Platinum End tem problemas de desenvolvimento e de verossimilhança, defeitos e mais defeitos se acumulam a cada página e o mundo criado no mangá vai ficando cada vez mais estranho e sem sentido. Nenhuma obra de ficção que tenha esses problemas pode ser considerada boa.

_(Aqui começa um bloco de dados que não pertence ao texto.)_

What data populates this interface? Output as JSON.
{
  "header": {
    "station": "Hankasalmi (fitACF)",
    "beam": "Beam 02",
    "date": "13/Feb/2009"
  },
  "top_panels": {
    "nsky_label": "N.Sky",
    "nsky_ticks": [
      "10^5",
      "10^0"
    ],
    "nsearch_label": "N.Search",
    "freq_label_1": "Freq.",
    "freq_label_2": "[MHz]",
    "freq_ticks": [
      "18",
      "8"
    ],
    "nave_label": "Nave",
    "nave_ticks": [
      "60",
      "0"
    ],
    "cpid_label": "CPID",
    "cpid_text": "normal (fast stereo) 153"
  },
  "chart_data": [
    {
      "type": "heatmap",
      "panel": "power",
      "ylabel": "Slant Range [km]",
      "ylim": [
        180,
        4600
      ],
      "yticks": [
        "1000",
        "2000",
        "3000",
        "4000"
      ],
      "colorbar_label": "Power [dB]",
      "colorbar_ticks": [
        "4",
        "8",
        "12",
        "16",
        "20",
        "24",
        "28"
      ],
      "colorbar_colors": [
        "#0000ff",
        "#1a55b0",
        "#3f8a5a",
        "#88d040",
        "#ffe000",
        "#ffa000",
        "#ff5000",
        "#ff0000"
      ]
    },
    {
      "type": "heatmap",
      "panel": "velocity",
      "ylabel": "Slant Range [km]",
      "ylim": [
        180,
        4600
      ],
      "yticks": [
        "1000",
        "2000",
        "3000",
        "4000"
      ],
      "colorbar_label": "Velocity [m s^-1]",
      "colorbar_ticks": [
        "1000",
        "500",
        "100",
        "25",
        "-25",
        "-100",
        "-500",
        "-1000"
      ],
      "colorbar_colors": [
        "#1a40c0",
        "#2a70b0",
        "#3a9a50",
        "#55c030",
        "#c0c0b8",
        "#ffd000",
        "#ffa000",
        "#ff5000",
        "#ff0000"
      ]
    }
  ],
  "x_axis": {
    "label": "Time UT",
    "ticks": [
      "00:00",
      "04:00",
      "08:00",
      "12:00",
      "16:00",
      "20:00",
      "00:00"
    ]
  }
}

Ainda assim, apesar dos diversos problemas de roteiro, o título ainda diverte. Porém só “divertir” não é o suficiente para se indicar uma obra que se quer fazer séria. Fosse um simples poço de clichês e que só diverte, eu falaria para comprar sem medo, mas tendo problemas de narrativa tão evidentes eu diria que só vale a pena comprar se você for muito fã da dupla Ohba e Obata ou se você for um consumidor novato, que não se importa com os problemas relatados. Do contrário, passe longe, pois não vale o dinheiro gasto.

  • Ficha Técnica

Título: Platinum End
Autor: Tsugumi Ohba; Takeshi Obata
Tradutor: Denis Kei Kimura
EditoraJBC
Número de volumes lançados no Japão: 9 (ainda em andamento)
Número de volumes lançados no Brasil até o momento: 2
Classificação indicativa: Não recomendado para menores de 18 anos
Preço da versão digital: R$ 12,90
Preço da versão física: R$ 15,90
Dimensões da ed. física: 13,2 x 20 cm
Miolo da ed. física: Papel jornal
Acabamento da ed. física: Capa cartonada
Onde comprarEd. Física / Ed. Digital

7 Comments

  • Ives Leocelso Silva Costa

    Assisti Death Note na adolescência e fiquei espantado com a genialidade do anime. Resolvi ler o mangá há uns 2 anos atrás e fiquei chocado com a quantidade de furos no roteiro e com a falta de sentido de inúmeras situações. O tempo faz essas coisas. Gostei mais de Bakuman, apesar da completa falta de realismo nos relacionamentos pessoais dos protagonistas. De Platninum End vou ficar longe.

  • Selaht

    Dá pra sacar que Platinum End é péssimo já no primeiro capítulo. Ainda tentei ler mais um pouco por adorar death note e bakuman, mas não consegui passar do segundo capítulo.

  • Xeronio

    Muito bom ver resenhas no BBM. Acesso todo o dia e sei do conhecimento gigantesco sobre mangás que vocês têm. Isso faz toda a diferença na hora de analisar um produto pois não é só uma opinião aleatória, é uma crítica bem embasada. Parabéns pessoal, sei que deve dar trabalho, mas valorizo muito as resenhas de vocês.

  • LeitorAssíduo

    Gostei bastante do texto, ainda não li esse mangá e foi ótimo ler uma resenha bem embasada sobre ele.

  • Starrk

    comecei a ler nos scans e parei, e olha que eu tenho um guilty pleasure por Battle royales rs, mas achei a obra pouco inspirada, e acho que é opinião universal que, tirando os traços isso não parece um trabalho da dupla que já fez tantas obras primas.

  • Alexandre K

    Kyon, daí pra frenten só piora, acredite se quiser. Não vale o seu tempo.